Jakarta, CNBC Indonesia - PT Adaro Energy Indonesia Tbk (ADRO) berencana memperpanjang periode pembelian kembali (buyback) saham perseroan. Perpanjangan periode buyback pada 20 Juni 2022-19 September 2022.

"Perseroan bermaksud untuk melakukan perpanjangan kembali selama tiga bulan sejak tanggal keterbukaan informasi ini karena akan berakhirnya periode perpanjangan kedua pembelian kembali saham perseroan pada 21 Juni 2022," ungkap Sekretaris Perusahaan PT Adaro Energy indonesia Tbk, Mahardika Putranto dalam keterbukaan informasi bursa, Selasa (21/6/2022).


Mahardika juga menyebutkan masih terdapat sejumlah saham yang dapat dibeli kembali oleh perseroan dari ketentuan jumlah maksimal pembelian kembali saham, sebagaimana diatur dalam Peraturan OJK Nomor 2/POJK.04/2013 tentang pembelian kembali saham yang dikeluarkan oleh emiten atau perusahaan publik dalam kondisi pasar yang berfluktuasi secara signifikan.
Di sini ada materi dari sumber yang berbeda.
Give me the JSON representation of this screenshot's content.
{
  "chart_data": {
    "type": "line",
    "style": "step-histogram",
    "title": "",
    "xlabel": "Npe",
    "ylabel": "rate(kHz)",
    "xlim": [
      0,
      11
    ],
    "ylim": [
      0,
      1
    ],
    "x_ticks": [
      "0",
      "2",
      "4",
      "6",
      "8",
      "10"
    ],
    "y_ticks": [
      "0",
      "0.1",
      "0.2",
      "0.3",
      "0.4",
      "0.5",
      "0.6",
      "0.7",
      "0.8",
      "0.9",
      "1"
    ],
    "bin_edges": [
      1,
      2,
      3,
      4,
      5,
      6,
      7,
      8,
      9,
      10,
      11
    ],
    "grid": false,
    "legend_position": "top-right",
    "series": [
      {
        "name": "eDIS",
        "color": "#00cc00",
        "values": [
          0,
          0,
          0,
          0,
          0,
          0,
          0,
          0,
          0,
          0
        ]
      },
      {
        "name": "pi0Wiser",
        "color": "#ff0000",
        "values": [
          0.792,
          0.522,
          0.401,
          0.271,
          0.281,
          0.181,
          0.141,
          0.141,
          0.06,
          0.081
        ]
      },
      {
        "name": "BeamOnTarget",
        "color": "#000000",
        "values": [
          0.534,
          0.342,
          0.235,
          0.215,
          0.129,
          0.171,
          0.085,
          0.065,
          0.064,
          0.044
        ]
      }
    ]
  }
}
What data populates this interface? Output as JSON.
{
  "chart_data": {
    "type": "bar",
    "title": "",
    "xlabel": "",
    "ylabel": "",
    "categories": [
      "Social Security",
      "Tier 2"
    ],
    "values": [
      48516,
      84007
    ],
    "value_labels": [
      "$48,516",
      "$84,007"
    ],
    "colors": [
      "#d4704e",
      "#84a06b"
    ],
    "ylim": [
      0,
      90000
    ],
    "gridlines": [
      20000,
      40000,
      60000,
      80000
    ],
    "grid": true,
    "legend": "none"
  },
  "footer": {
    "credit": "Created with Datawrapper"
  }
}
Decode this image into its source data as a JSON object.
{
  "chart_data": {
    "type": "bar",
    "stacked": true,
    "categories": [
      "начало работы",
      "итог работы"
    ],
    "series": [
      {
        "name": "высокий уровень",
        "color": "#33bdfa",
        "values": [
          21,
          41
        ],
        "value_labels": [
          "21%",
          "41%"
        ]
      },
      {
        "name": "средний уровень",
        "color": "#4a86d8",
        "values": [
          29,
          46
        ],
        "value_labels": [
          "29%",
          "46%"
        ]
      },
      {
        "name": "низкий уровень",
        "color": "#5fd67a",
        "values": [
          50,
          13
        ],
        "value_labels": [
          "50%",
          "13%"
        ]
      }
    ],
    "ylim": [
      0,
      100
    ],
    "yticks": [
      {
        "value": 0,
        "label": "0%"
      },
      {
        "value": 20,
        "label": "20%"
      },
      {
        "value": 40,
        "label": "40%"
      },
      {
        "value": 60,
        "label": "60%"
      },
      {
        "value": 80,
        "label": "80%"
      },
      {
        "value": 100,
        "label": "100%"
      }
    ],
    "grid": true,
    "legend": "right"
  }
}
"Perseroan berkeyakinan bahwa pelaksanaan pembelian kembali saham perseroan pada periode perpanjangan kembali tidak akan memberikan pengaruh negatif terhadap kinerja dan pendapatan perseroan. Itu karena saldo laba dan arus kas perseroan yang tersedia saat ini sangat mencukupi untuk kebutuhan dana pelaksanaan pembelian kembali saham perseroan pada periode perpanjangan kembali," ujar Mahardika.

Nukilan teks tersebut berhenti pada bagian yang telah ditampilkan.